Martin Scorsese calls the box office profit obsession “repulsive”
Nobody loves anything quite as much as Martin Scorsese loves cinema. He is a monomaniac when it comes to movies, thus, it is perhaps not all that surprising that he has often voiced his opinions rather loudly on how he currently views them.
In the past, he has bashed streaming giants for creating “content” instead of art despite receiving $159 million from Netflix to make The Irishman. Now, he had lambasted the industry’s obsession with making money at the box office as “repulsive”.
On the New York Film Festival stage Wednesday night, the legendary Goodfellas director lambasted the current state of the cinema industry as he introduced the New York Dolls documentary, Personality Crisis: One Night Only.
Before the screening, he took to the stage and proclaimed that “cinema is devalued, demeaned, belittled from all sides, not necessarily the business side but certainly the art.

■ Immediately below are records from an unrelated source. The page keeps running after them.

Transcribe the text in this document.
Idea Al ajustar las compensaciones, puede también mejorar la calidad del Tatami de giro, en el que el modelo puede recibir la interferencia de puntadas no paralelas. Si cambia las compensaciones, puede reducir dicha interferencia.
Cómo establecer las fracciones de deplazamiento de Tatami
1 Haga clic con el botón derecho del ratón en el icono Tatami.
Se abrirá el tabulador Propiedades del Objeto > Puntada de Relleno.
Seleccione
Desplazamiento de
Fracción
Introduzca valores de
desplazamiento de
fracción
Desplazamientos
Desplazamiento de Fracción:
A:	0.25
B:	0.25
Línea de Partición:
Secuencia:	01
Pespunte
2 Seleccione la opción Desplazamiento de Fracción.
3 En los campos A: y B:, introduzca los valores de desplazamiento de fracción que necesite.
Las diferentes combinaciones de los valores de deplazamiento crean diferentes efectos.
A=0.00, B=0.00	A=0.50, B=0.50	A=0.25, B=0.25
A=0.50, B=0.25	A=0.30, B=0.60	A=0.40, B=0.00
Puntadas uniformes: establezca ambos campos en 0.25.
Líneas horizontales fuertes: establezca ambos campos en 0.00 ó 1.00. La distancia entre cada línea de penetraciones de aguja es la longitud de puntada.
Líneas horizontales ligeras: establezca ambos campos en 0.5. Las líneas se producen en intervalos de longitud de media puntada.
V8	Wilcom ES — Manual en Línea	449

Since the ’80s, there’s been a focus on numbers. It’s kind of repulsive. The cost of a movie is one thing.”
Adding: “Understand that a film costs a certain amount, they expect to at least get the amount back, plus, again. The emphasis is now on numbers, cost, the opening weekend, how much it made in the U.S.A., how much it made in England, how much it made in Asia, how much it made in the entire world, how many viewers it got.”
This might seem like a self-explanatory motive, but Scorsese took the artist’s view and added: “As a filmmaker, and as a person who can’t imagine life without cinema, I always find it really insulting. I’ve always known that such considerations have no place at the New York Film Festival, and here’s the key also with this: There are no awards here. You don’t have to compete. You just have to love cinema here.”
Much of this box office obsession came about when Michael Cimino almost bankrupted an entire production house when he made the widely panned Heaven’s Gate in 1980. However, according to Scorsese, the steps taken to avoid this have been disproportionate and the reverberations are damaging.